The following sections can help you identify the general nature of some connection problems.

Client Cannot See the MATLAB Job Scheduler

If you cannot locate or connect to your MATLAB Job Scheduler with parcluster, the most likely reasons for this failure are:

  • The MATLAB Job Scheduler is currently not running.

  • Firewalls do not allow traffic from the client to the MATLAB Job Scheduler.

  • The client and the MATLAB Job Scheduler are not running the same version of the software.

  • The client and the MATLAB Job Scheduler cannot resolve each other's short hostnames.

  • The MATLAB Job Scheduler is using a nondefault BASE_PORT setting as defined in the mjs_def file, and the Host property in the cluster profile does not specify this port.

MATLAB Job Scheduler Cannot See the Client

If a warning message says that the MATLAB Job Scheduler cannot open a TCP connection to the client computer, the most likely reasons for this are

  • Firewalls do not allow traffic from the MATLAB Job Scheduler to the client.
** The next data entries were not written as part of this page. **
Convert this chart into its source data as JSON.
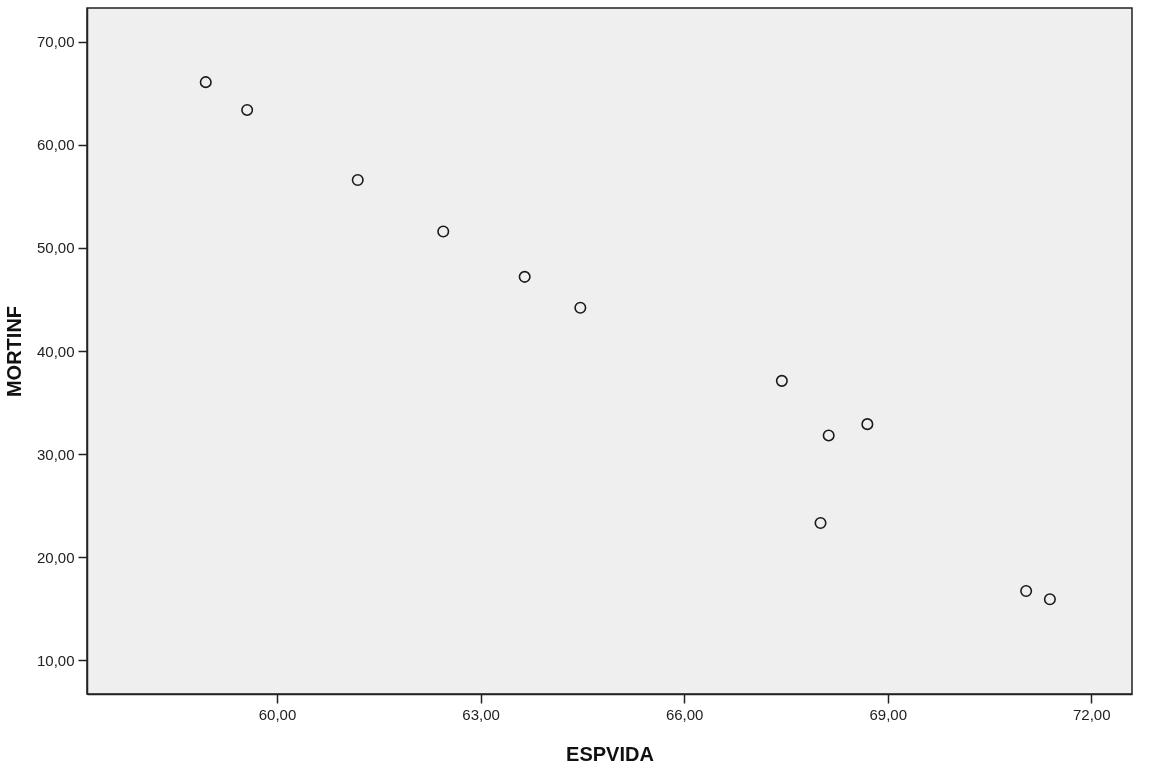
{
  "chart_data": {
    "type": "scatter",
    "xlabel": "ESPVIDA",
    "ylabel": "MORTINF",
    "x": [
      58.95,
      59.56,
      61.19,
      62.45,
      63.65,
      64.47,
      67.44,
      68.13,
      68.7,
      68.01,
      71.04,
      71.39
    ],
    "series": [
      {
        "color": "#1a1a1a",
        "values": [
          66.1,
          63.4,
          56.6,
          51.6,
          47.2,
          44.2,
          37.1,
          31.8,
          32.9,
          23.3,
          16.7,
          15.9
        ]
      }
    ],
    "xlim": [
      57.2,
      72.6
    ],
    "ylim": [
      6.7,
      73.3
    ],
    "xticks": [
      {
        "value": 60,
        "label": "60,00"
      },
      {
        "value": 63,
        "label": "63,00"
      },
      {
        "value": 66,
        "label": "66,00"
      },
      {
        "value": 69,
        "label": "69,00"
      },
      {
        "value": 72,
        "label": "72,00"
      }
    ],
    "yticks": [
      {
        "value": 10,
        "label": "10,00"
      },
      {
        "value": 20,
        "label": "20,00"
      },
      {
        "value": 30,
        "label": "30,00"
      },
      {
        "value": 40,
        "label": "40,00"
      },
      {
        "value": 50,
        "label": "50,00"
      },
      {
        "value": 60,
        "label": "60,00"
      },
      {
        "value": 70,
        "label": "70,00"
      }
    ],
    "marker": "circle",
    "grid": false
  }
}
  • The MATLAB Job Scheduler cannot resolve the short hostname of the client computer. Use pctconfig to change the hostname that the MATLAB Job Scheduler will use for contacting the client.

"One of your shell's init files contains a command that is writing to stdout..."

The example code for generic schedulers with non-shared file systems contacts an sftp server to handle the file transfer to and from the cluster's file system. This use of sftp is subject to all the normal sftp vulnerabilities. One problem that can occur results in an error message similar to this:

One of your shell's init files contains a command that is writing to stdout,
interfering with RemoteClusterAccess.
The stdout read was:
<some output>

Find and wrap the command with a conditional test, such as

	if ($?TERM != 0) then
		if ("$TERM" != "dumb") then
			<your command>
		endif
	endif

The sftp server starts a shell, usually bash or tcsh, to set your standard read and write permissions appropriately before transferring files. The server initializes the shell in the standard way, calling files like .bashrc and .cshrc. The problem occurs if your shell emits text to standard out when it starts. That text is transferred back to the sftp client running inside MATLAB, and is interpreted as the size of the sftp server's response message.

To work around this error, locate the shell startup file code that is emitting the text, and either remove it or bracket it within if statements to see if the sftp server is starting the shell:

if ($?TERM != 0) then
    if ("$TERM" != "dumb") then
        /your command/
    endif
endif

You can test this outside of MATLAB with a standard UNIX or Windows sftp command-line client before trying again in MATLAB. If the problem is not fixed, an error message persists:

> sftp yourSubmitMachine
Connecting to yourSubmitMachine...
Received message too long 1718579042

If the problem is fixed, you should see:

> sftp yourSubmitMachine
Connecting to yourSubmitMachine...